One particular failure of human perception is known as shifting baseline syndrome. The term was coined by marine biologist Daniel Pauly of the University of British Columbia in Vancouver, Canada, to refer to what happened with fish populations. When Europeans began fishing off Newfoundland and Cape Cod in the 17th century, fish were incredibly abundant, but in less than 200 years, many species were entirely wiped out. How could this have been allowed to happen? Pauly argued that it was because each generation of fisheries’ scientists accepts as a baseline the stock size and species composition in place at the beginning of their careers, and uses this to evaluate changes.
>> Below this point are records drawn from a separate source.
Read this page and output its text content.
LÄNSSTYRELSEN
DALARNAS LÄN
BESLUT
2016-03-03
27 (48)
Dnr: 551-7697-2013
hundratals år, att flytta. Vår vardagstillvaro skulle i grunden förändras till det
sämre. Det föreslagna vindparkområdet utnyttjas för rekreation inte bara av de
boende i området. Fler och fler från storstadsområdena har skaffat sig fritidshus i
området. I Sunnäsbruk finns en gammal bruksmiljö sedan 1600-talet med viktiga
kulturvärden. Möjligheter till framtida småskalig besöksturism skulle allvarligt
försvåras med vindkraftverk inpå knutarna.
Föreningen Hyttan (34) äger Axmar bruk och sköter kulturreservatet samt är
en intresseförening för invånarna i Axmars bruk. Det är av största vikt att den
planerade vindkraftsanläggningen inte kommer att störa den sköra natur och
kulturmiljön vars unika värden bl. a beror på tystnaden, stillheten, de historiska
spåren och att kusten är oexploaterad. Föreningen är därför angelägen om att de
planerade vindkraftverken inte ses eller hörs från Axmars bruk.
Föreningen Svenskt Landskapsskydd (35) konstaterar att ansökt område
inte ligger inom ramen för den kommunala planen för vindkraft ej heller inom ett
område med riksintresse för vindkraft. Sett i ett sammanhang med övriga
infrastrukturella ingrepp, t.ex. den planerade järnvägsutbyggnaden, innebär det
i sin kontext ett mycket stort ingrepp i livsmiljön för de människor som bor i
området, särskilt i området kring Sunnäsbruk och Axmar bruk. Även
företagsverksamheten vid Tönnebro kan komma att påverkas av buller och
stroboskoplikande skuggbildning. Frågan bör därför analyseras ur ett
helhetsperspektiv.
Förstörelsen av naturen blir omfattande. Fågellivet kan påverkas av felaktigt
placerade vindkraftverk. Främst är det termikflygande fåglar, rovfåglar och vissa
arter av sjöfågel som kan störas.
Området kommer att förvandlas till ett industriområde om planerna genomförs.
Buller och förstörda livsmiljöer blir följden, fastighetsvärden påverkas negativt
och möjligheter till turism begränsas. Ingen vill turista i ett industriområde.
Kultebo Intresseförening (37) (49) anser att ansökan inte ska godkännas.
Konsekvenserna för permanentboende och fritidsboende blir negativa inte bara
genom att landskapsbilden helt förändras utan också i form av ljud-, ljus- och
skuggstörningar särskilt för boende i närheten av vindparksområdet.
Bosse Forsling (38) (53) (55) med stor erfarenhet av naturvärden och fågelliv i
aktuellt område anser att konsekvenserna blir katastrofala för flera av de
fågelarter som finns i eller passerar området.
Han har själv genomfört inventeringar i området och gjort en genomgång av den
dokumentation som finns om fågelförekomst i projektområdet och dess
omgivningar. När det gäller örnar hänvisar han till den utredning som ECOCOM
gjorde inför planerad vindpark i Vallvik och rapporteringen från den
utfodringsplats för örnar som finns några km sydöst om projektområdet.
The result is a gradual shift of the baseline, accommodating the creeping disappearance between generations.

The syndrome has since been extended beyond human generations to lifetimes – in particular, the way that people are blind to slow changes in their environment over many years. For example, in 2009, researchers surveyed people living in northern England about their perceptions of local bird populations during the previous two decades. They found that more than a third had completely failed to notice that the most common species had changed (Conservation Letters, vol 2, p 93).

The message is that we may be continually setting new baselines in our personal knowledge throughout our lifetimes. This failure to spot gradual change can result in disaster, ecological or otherwise.

Extinct in a blink

It’s easy to mistakenly assume that some of the facts in our heads are absolute, especially those learned in the textbooks of our youth (see main story). As a child, I loved learning about dinosaurs. But I have since discovered an incorrect fact that I had lived my childhood assuming was accurate: the name Brontosaurus.

The four-legged saurischian, with its long neck and tiny head, is iconic. And yet its name is actually Apatosaurus. Why? In 1978, two palaeontologists noticed that the skeleton used to identify the Brontosaurus species had been graced with the skull of a different plant-eating dinosaur. The body belonged to the Apatosaurus. The Brontosaurus never existed.

Since then, scientists have promoted the name change, and it has gained some currency. Nevertheless, the Brontosaurus myth continues to endure in popular knowledge and books – no doubt aided by people who missed the expiry of this fact.